Dans le cadre de la procédure en manquement, la Commission souhaite invoquer de manière plus large la directive du 21 mai 2008 sur la qualité de l'air et un air pur en Europe. Jusqu'à maintenant, les recours de la Commission étaient fondés sur l'article 13 de la directive déterminant les valeurs seuils de pollution à ne pas dépasser. Désormais, la Commission se donne le droit d'invoquer également l'article 23 relatif au plan de qualité de l'air. Elle renforcera ainsi la portée de son action devant la Cour de Justice de l'Union européenne (CJUE).
Cette menace vaut pour les procédures en cours à l'encontre de 17 Etats membres, dont la France, qui"affichent régulièrement une qualité de l'air médiocre". Par trois mises en demeure, elle invite plus particulièrement la Bulgarie, la Lettonie et la Slovénie "à remédier de toute urgence à une situation persistante qui tue chaque année plus de citoyens que les accidents de la route".
Plan de protection de l'atmosphère (PPA) insuffisants
La directive imposait aux États membres de limiter l'exposition des citoyens à certaines particules telles que les PM10 en fixant des valeurs limites d'exposition : 40 µg/m³ pour la concentration annuelle et 50 µg/m³ pour la concentration journalière, celle-ci ne devant pas être dépassée plus de 35 fois au cours d'une même année civile.
Les Etats membres avaient jusqu'en 2005 pour appliquer ces dispositions. Mais ils pouvaient demander une prorogation de délai jusqu'en juin 2011 à condition de soumettre un plan relatif à la qualité de l'air indiquant les mesures de lutte contre la pollution prévues pendant la période couverte par l'exemption, et de démontrer qu'ils avaient pris toutes les mesures nécessaires pour se mettre en conformité avant l'expiration du nouveau délai.
Or, non seulement les valeurs limites fixées ont été dépassées, mais les plans relatifs à la qualité de l'air ne semblent pas être correctement appliqués. En France, le ministère de l'Ecologie indique que 15 plans de protection de l'atmosphère (PPA) font l'objet d'une révision, du fait du contentieux européen concernant le dépassement des valeurs réglementaires en particules PM10.
Elargir la portée de l'action en justice
Qu'entend la Commission européenne par "nouvelle approche juridique"?
Auparavant, les actions en justice contre les États membres qui manquaient à leurs obligations en matière de qualité de l'air étaient fondées sur une violation de l'article 13 de la directive, qui impose aux États membres de ne pas dépasser les valeurs limites fixées pour les PM10. La Commission envisage désormais une nouvelle approche en s'appuyant également sur l'article 23 de la directive qui vise à sanctionner le non-respect par les États membres de leur obligation d'élaborer des plans relatifs à la qualité de l'air. Il s'agit donc en pratique d'une démarche plus coercitive de la Commission pour appuyer ses recours en manquement devant la CJUE.
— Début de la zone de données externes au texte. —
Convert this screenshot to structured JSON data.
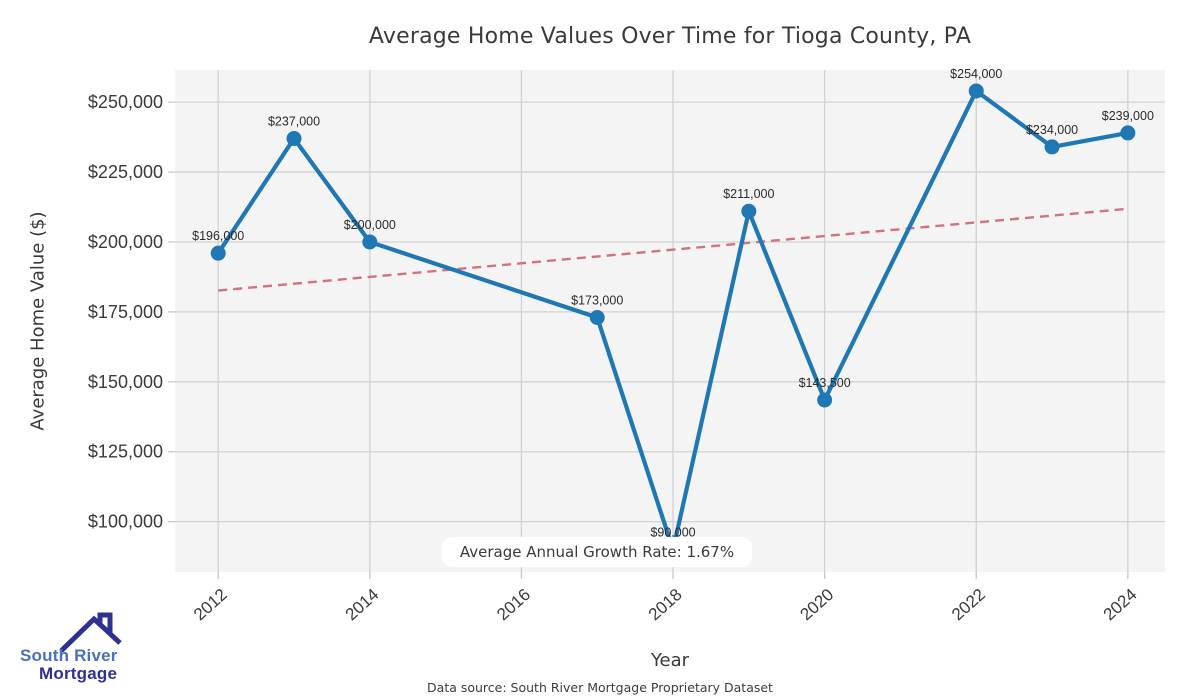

Vers une application effective de la réglementation européenne
En élargissant le fondement de son action, la Commission assure sa mission de "gardienne des traités" et veille à la correcte application du droit de l'Union européenne. Il s'agit pour elle "d'inviter instamment les Etats membres qui connaissent des problèmes persistants de qualité de l'air à prendre des mesures ambitieuses, rapides et efficaces, afin que la période d'infraction soit la plus courte possible". Par cette formule, la Commission vise les mesures d'urgences prises dans le cadre des PPA pour limiter le dépassement des valeurs seuils fixées.
Dans le passé, la Cour de Justice a été saisie avec succès à l'encontre de l'Italie, du Portugal, de la Slovénie et de la Suède. Toutefois, les décisions prises ne visaient à sanctionner que le dépassement des valeurs limites fixées pour la qualité de l'air. Ceci n'incitait guère les Etats membres à prendre des mesures contre les futurs dépassements, indique la Commission.
La France fait actuellement l'objet d'une procédure devant la CJUE depuis le 19 mai 2011 pour non-respect des valeurs limites applicables aux particules PM10. La Commission pourra désormais fonder son action sur le fondement de l'article 23 de la directive si la France ne réagit pas à sa prochaine mise en demeure. Sont ainsi dans le collimateur de la Commission tous les Etats membres qui ne respectent pas la législation européenne depuis plus de cinq ans.